Some say they can’t access this repair data altogether, while others say they are able to access the information but cannot afford to buy subscriptions to each manufacturer’s repair applications.
The auto industry, however, has been concerned about how the law could pose cybersecurity and consumer privacy threats.
Voters weren’t swayed by the industry’s concerns and overwhelmingly approved the referendum with 84% support.
Whether manufacturers have been limiting access to the wireless data is up for debate. The Alliance for Automotive Innovation, the trade group representing all major auto manufacturers, says that access to the data has always been available. Some independent mechanics disagree.
At Bernie’s Auto Repair, shop manager Lund said he can’t rely on manufacturers like Honda, BMW and Mercedes to offer all telematics information in their subscription programs. Some of that information is limited, which means that in some cases Bernie’s has to send cars to the dealerships to be repaired.
Even so, many independent repair shop owners say that it’s not financially sustainable to purchase individual subscriptions for each manufacturer.
That’s where a standardized platform will come into play.
Until that happens, the impacts of the law aren’t that noticeable.
There is still a chance the law could be challenged in court. In Massachusetts, the Alliance for Automotive Innovation sued the state just three weeks after voters approved their law in 2020. That case is ongoing, although last summer the National Highway Traffic Safety Administration, which regulates vehicle safety, came out in support of that Massachusetts law after previously telling car makers not to comply.
No lawsuits have been filed in Maine, and a spokesperson for the alliance would only say that there are no updates to report.

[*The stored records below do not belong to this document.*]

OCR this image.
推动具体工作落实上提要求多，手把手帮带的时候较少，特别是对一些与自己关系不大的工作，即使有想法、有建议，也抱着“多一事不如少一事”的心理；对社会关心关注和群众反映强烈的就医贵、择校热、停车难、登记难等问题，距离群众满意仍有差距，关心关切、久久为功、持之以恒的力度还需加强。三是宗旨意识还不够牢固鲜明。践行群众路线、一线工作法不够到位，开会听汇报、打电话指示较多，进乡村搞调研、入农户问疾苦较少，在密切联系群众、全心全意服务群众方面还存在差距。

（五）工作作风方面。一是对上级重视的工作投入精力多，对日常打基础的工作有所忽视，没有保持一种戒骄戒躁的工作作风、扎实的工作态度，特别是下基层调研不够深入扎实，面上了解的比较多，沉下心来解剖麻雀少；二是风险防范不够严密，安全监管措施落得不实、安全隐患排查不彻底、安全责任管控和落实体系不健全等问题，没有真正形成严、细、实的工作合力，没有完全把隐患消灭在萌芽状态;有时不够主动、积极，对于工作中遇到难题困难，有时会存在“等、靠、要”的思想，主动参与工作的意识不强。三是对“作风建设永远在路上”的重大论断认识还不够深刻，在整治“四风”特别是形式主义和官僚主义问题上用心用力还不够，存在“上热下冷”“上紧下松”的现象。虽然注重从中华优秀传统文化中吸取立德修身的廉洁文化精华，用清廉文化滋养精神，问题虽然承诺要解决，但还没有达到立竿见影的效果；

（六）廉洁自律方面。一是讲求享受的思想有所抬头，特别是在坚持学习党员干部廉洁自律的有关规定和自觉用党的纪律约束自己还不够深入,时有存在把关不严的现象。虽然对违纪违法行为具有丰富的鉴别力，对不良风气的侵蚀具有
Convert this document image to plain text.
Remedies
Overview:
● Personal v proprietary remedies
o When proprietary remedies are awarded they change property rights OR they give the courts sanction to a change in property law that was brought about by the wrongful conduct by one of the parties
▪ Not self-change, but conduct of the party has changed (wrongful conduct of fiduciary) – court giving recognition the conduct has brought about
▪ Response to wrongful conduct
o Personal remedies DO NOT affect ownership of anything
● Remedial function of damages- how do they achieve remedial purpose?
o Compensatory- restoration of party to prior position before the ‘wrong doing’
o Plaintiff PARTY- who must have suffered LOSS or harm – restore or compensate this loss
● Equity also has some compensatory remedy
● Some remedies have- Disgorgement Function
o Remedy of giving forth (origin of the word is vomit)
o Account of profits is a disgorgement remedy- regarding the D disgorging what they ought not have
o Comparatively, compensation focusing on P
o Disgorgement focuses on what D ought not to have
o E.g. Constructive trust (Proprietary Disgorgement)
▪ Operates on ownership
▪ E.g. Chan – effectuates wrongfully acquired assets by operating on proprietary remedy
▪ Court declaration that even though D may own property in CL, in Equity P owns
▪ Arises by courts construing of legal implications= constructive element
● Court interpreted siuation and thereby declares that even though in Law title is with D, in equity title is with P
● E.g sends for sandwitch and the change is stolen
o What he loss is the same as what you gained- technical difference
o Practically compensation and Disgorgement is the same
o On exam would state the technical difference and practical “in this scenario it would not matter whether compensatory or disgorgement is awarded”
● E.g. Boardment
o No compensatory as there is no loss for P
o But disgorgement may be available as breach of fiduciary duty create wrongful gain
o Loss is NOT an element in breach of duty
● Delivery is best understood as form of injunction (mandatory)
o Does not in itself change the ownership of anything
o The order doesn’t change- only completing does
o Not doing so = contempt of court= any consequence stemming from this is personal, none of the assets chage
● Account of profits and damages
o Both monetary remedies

Hickey, meanwhile, has been doing outreach to make sure that independent repair shop owners know their rights – and what to do when those rights have been violated.
But independent repair shops haven’t felt any differences just yet. And they are skeptical about whether they’ll find any benefits in the future.
“I don’t think it’s going to change your life, though it might change some stuff,” said Lund, the Westbrook repair shop manager. “But so far, I haven’t seen or heard of any change.”
Lund believes that change can only come on the federal level.
“I could be wrong, but you can’t tell me that Ford, for example, is going to change all their diagnostic setups and their programming just for the state of Maine,” he said.
Even so, Lund supported the referendum and encouraged his customers to vote for it. He has seen the impacts that restricting access to repair data has had on Bernie’s Auto Repair and other businesses in the independent sector of the industry.
Josh Coron, co-owner of Adventure Autoworks in Turner, also supported the referendum campaign. He said the current system is untenable for most small independent repair shops, although his shop is hanging on.
But Coron, too, has reservations about whether this law can truly save Maine’s many small repair businesses.
“If they actually do come up with a database that allows me to have all the information that the dealer has, that’s fantastic. It hasn’t been that way in a long time,” he said. “I just don’t see that happening.”
With their rights expanding in the last two weeks, Coron and Lund haven’t yet needed to request manufacturer data. Lund said he might try soon, though.
“I doubt I’d be successful, but I’ll give it a shot,” he said.